The senator’s father grew up in a low-income community in North Carolina, and Booker has recalled his family’s later struggle to settle in suburban New Jersey amid discrimination against black homebuyers. The senator has brought a heartfelt and passionate style to his achievements in the Senate, at times fusing his personal spirituality with policy proposals that focus on social justice. Booker played a key role in the bipartisan criminal justice reform bill that Trump supported last year, for example, helping strike that deal two months after sparring with Republicans during the battle over Supreme Court Justice Brett Kavanaugh’s confirmation.
In his announcement video, Booker invoked the fight against slavery and the role of immigration in building the nation’s character.
“The history of our nation is defined by collective action; by interwoven destinies of slaves and abolitionists; of those born here and those who chose America as home; of those who took up arms to defend our country and those who linked arms to challenge and change it,” he said.

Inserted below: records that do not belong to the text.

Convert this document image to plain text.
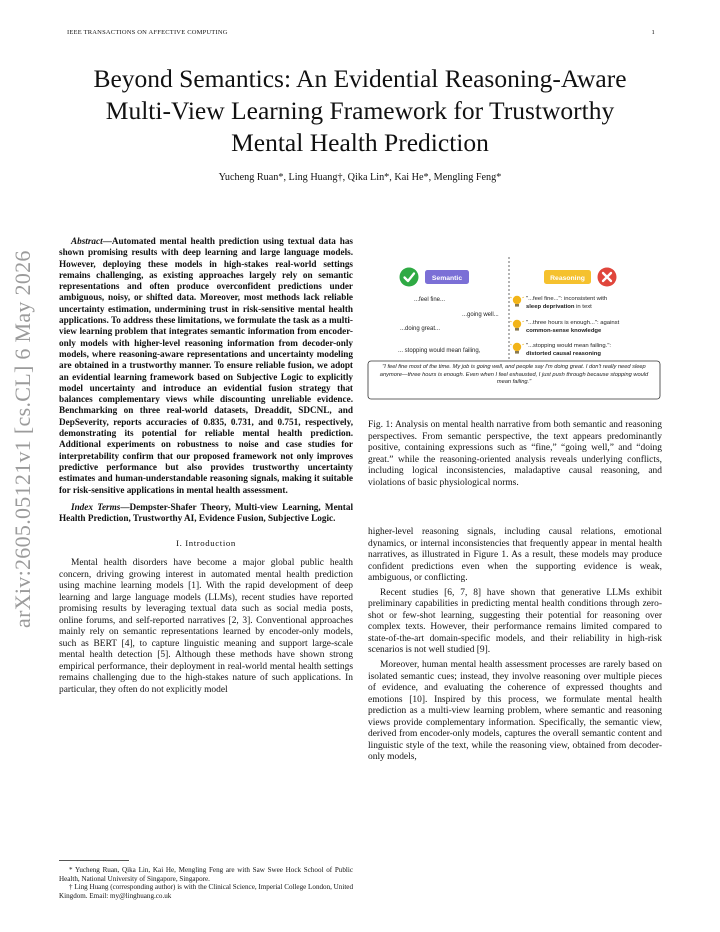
IEEE TRANSACTIONS ON AFFECTIVE COMPUTING	1
arXiv:2605.05121v1 [cs.CL] 6 May 2026
Beyond Semantics: An Evidential Reasoning-Aware
Multi-View Learning Framework for Trustworthy
Mental Health Prediction
Yucheng Ruan*, Ling Huang†, Qika Lin*, Kai He*, Mengling Feng*

Abstract—Automated mental health prediction using textual data has shown promising results with deep learning and large language models. However, deploying these models in high-stakes real-world settings remains challenging, as existing approaches largely rely on semantic representations and often produce overconfident predictions under ambiguous, noisy, or shifted data. Moreover, most methods lack reliable uncertainty estimation, undermining trust in risk-sensitive mental health applications. To address these limitations, we formulate the task as a multi-view learning problem that integrates semantic information from encoder-only models with higher-level reasoning information from decoder-only models, where reasoning-aware representations and uncertainty modeling are obtained in a trustworthy manner. To ensure reliable fusion, we adopt an evidential learning framework based on Subjective Logic to explicitly model uncertainty and introduce an evidential fusion strategy that balances complementary views while discounting unreliable evidence. Benchmarking on three real-world datasets, Dreaddit, SDCNL, and DepSeverity, reports accuracies of 0.835, 0.731, and 0.751, respectively, demonstrating its potential for reliable mental health prediction. Additional experiments on robustness to noise and case studies for interpretability confirm that our proposed framework not only improves predictive performance but also provides trustworthy uncertainty estimates and human-understandable reasoning signals, making it suitable for risk-sensitive applications in mental health assessment.

Index Terms—Dempster-Shafer Theory, Multi-view Learning, Mental Health Prediction, Trustworthy AI, Evidence Fusion, Subjective Logic.

I. Introduction

Mental health disorders have become a major global public health concern, driving growing interest in automated mental health prediction using machine learning models [1]. With the rapid development of deep learning and large language models (LLMs), recent studies have reported promising results by leveraging textual data such as social media posts, online forums, and self-reported narratives [2, 3]. Conventional approaches mainly rely on semantic representations learned by encoder-only models, such as BERT [4], to capture linguistic meaning and support large-scale mental health detection [5]. Although these methods have shown strong empirical performance, their deployment in real-world mental health settings remains challenging due to the high-stakes nature of such applications. In particular, they often do not explicitly model

* Yucheng Ruan, Qika Lin, Kai He, Mengling Feng are with Saw Swee Hock School of Public Health, National University of Singapore, Singapore.
† Ling Huang (corresponding author) is with the Clinical Science, Imperial College London, United Kingdom. Email: my@linghuang.co.uk
Semantic	Reasoning
...feel fine...
...going well...
...doing great...
... stopping would mean failing,
"...feel fine...": inconsistent with
sleep deprivation in text
"...three hours is enough...": against
common-sense knowledge
"...stopping would mean failing.":
distorted causal reasoning
"I feel fine most of the time. My job is going well, and people say I'm doing great. I don't really need sleep anymore—three hours is enough. Even when I feel exhausted, I just push through because stopping would mean failing."

Fig. 1: Analysis on mental health narrative from both semantic and reasoning perspectives. From semantic perspective, the text appears predominantly positive, containing expressions such as “fine,” “going well,” and “doing great.” while the reasoning-oriented analysis reveals underlying conflicts, including logical inconsistencies, maladaptive causal reasoning, and violations of basic physiological norms.

higher-level reasoning signals, including causal relations, emotional dynamics, or internal inconsistencies that frequently appear in mental health narratives, as illustrated in Figure 1. As a result, these models may produce confident predictions even when the supporting evidence is weak, ambiguous, or conflicting.

Recent studies [6, 7, 8] have shown that generative LLMs exhibit preliminary capabilities in predicting mental health conditions through zero-shot or few-shot learning, suggesting their potential for reasoning over complex texts. However, their performance remains limited compared to state-of-the-art domain-specific models, and their reliability in high-risk scenarios is not well studied [9].

Moreover, human mental health assessment processes are rarely based on isolated semantic cues; instead, they involve reasoning over multiple pieces of evidence, and evaluating the coherence of expressed thoughts and emotions [10]. Inspired by this process, we formulate mental health prediction as a multi-view learning problem, where semantic and reasoning views provide complementary information. Specifically, the semantic view, derived from encoder-only models, captures the overall semantic content and linguistic style of the text, while the reasoning view, obtained from decoder-only models,
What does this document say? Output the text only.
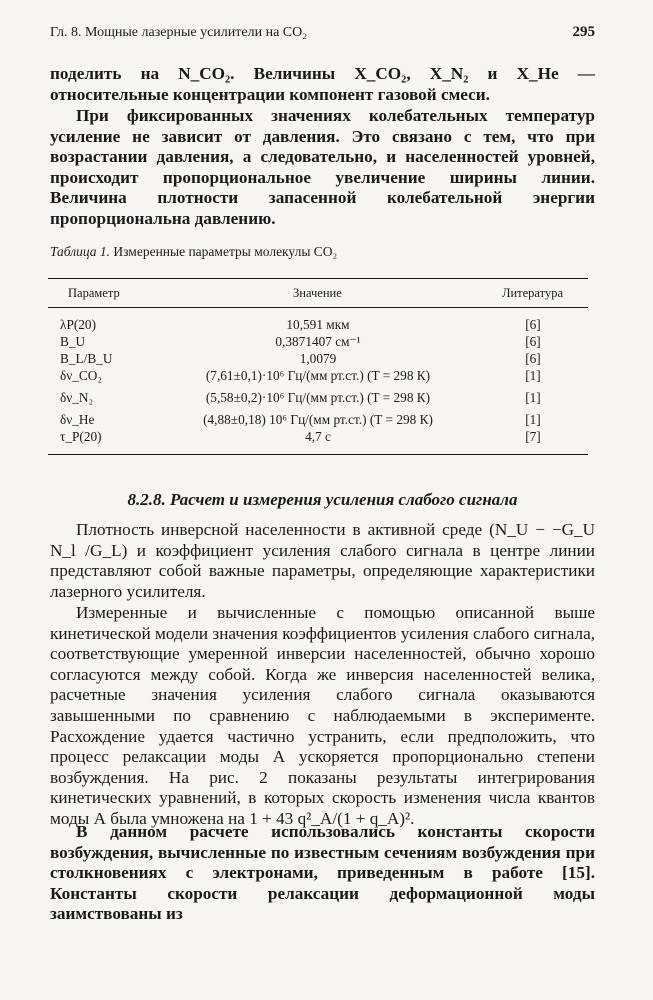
Гл. 8. Мощные лазерные усилители на CO₂	295
поделить на N_CO₂. Величины X_CO₂, X_N₂ и X_He — относительные концентрации компонент газовой смеси.
При фиксированных значениях колебательных температур усиление не зависит от давления. Это связано с тем, что при возрастании давления, а следовательно, и населенностей уровней, происходит пропорциональное увеличение ширины линии. Величина плотности запасенной колебательной энергии пропорциональна давлению.
Таблица 1. Измеренные параметры молекулы CO₂
Параметр	Значение	Литература
λP(20)	10,591 мкм	[6]
B_U	0,3871407 см⁻¹	[6]
B_L/B_U	1,0079	[6]
δν_CO₂	(7,61±0,1)·10⁶ Гц/(мм рт.ст.) (T = 298 К)	[1]
δν_N₂	(5,58±0,2)·10⁶ Гц/(мм рт.ст.) (T = 298 К)	[1]
δν_He	(4,88±0,18) 10⁶ Гц/(мм рт.ст.) (T = 298 К)	[1]
τ_P(20)	4,7 с	[7]
8.2.8. Расчет и измерения усиления слабого сигнала
Плотность инверсной населенности в активной среде (N_U − −G_U N_l /G_L) и коэффициент усиления слабого сигнала в центре линии представляют собой важные параметры, определяющие характеристики лазерного усилителя.
Измеренные и вычисленные с помощью описанной выше кинетической модели значения коэффициентов усиления слабого сигнала, соответствующие умеренной инверсии населенностей, обычно хорошо согласуются между собой. Когда же инверсия населенностей велика, расчетные значения усиления слабого сигнала оказываются завышенными по сравнению с наблюдаемыми в эксперименте. Расхождение удается частично устранить, если предположить, что процесс релаксации моды А ускоряется пропорционально степени возбуждения. На рис. 2 показаны результаты интегрирования кинетических уравнений, в которых скорость изменения числа квантов моды А была умножена на 1 + 43 q²_A/(1 + q_A)².
В данном расчете использовались константы скорости возбуждения, вычисленные по известным сечениям возбуждения при столкновениях с электронами, приведенным в работе [15]. Константы скорости релаксации деформационной моды заимствованы из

Born in the nation’s capital but raised in New Jersey, Booker made a name for himself as Newark mayor by personally shoveling the snow of residents. He has $4.1 million left in his campaign coffers that could also be used to assist his presidential run. Rather than opening an exploratory committee to test the waters, Booker took the direct step to open a campaign seeking the Democratic nomination.
When pressed on Friday about the packed field of Democratic hopefuls, Booker sounded a note of togetherness. He acknowledged during one radio interview that he’s “obviously not happy” about the potential spoiler effect of former Starbucks CEO Howard Schultz’s campaign if the billionaire and Democratic donor decides to run as an independent, but he added that “I have this faith in” Americans to choose a more viable candidate.
Booker is aligning with many other prominent Democratic White House contenders by forswearing all donations from corporate political action committees and federal lobbyists to his campaign, dubbed Cory 2020. A prominent Booker supporter, San Francisco attorney Steve Phillips, says he is working on millions of dollars in committed donations to a so-called super PAC that would boost the senator’s candidacy, but Booker’s campaign is openly against super PACs playing any role in the presidential race.
Booker visited his local congregation at Metropolitan Baptist Church in Newark on Thursday night for prayers ahead of his Friday announcement, a decision that underscores the role his faith will play in his campaign. He has attended service at the church since moving to Newark in 1996.
Booker’s campaign manager will be Addisu Demissie, who managed California Democratic Gov. Gavin Newsom’s campaign last year and previously worked on Hillary Clinton’s 2016 presidential bid.
Associated Press reporter Michael Catalini contributed from Newark, New Jersey.